Die Vorteile von niedrigen Wiederholungszahlen

Vielleicht hast du auch schon mal gehört, dass Wiederholungszahlen zwischen einer und 5 Reps dem Aufbau von Kraft dienen, 6 bis 12 Reps Muskeln aufbauen und alles darüber hinaus die Kraftausdauer steigert. Zumindest wurde dies jahrelang mantraartig gepredigt.

 

Aber inzwischen wissen wir, dass dieses Schema zumindest in Bezug auf Muskelaufbau überholt ist. Tatsächlich scheint der Load – und damit einhergehend die Wiederholungszahl – keinen wirklichen Einfluss auf Hypertrophie zu haben, solange man nahe genug ans Muskelversagen trainiert (1, 2).

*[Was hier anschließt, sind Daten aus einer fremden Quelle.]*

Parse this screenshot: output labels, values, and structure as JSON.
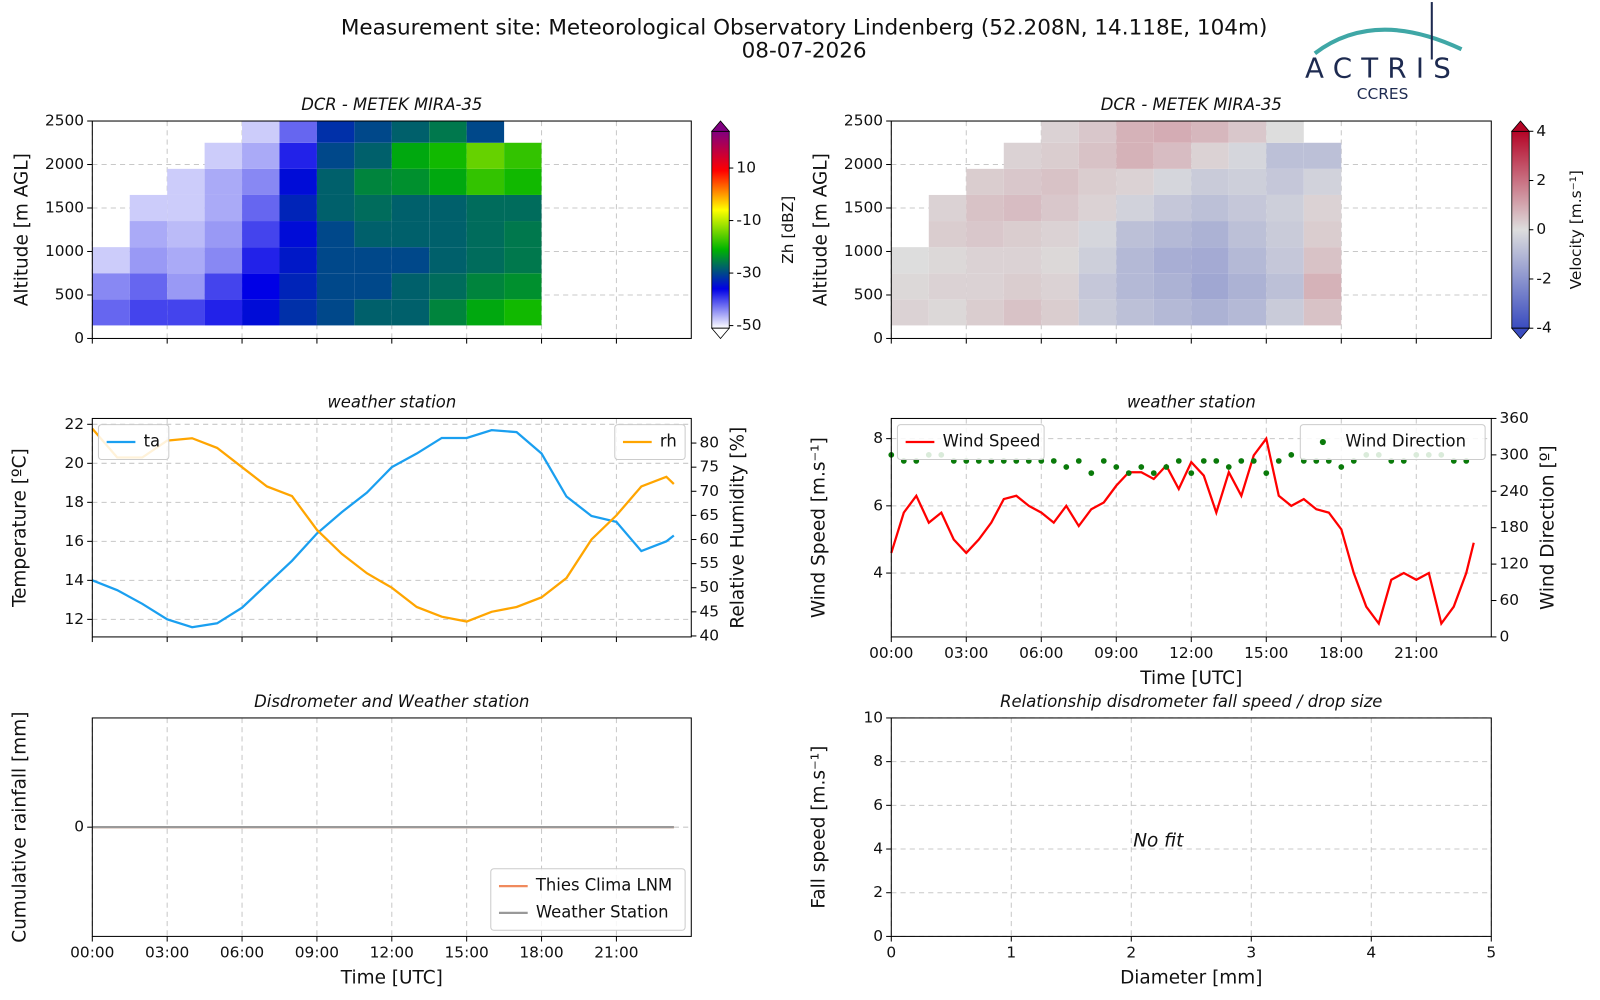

Deshalb kann man im Prinzip mit 5 bis 30 Wiederholungen gleich gut Muskeln aufbauen. Vermutlich geht die effektive Range sogar noch deutlich weiter und es gibt sogar Studien, bei denen die Teilnehmer auch mit nur 20 % des 1RM und über 60 Wiederholungen noch genauso gut Muskeln aufbauen konnten wie mit höheren Loads (3). Allerdings ist diese Form des Trainings für die meisten schlicht unpraktisch und deshalb weitestgehend irrelevant. Wenn es dir also darum geht, Muskeln aufzubauen, dann hast du einiges an Spielraum, in welchem Wiederholungsbereich du trainieren kannst.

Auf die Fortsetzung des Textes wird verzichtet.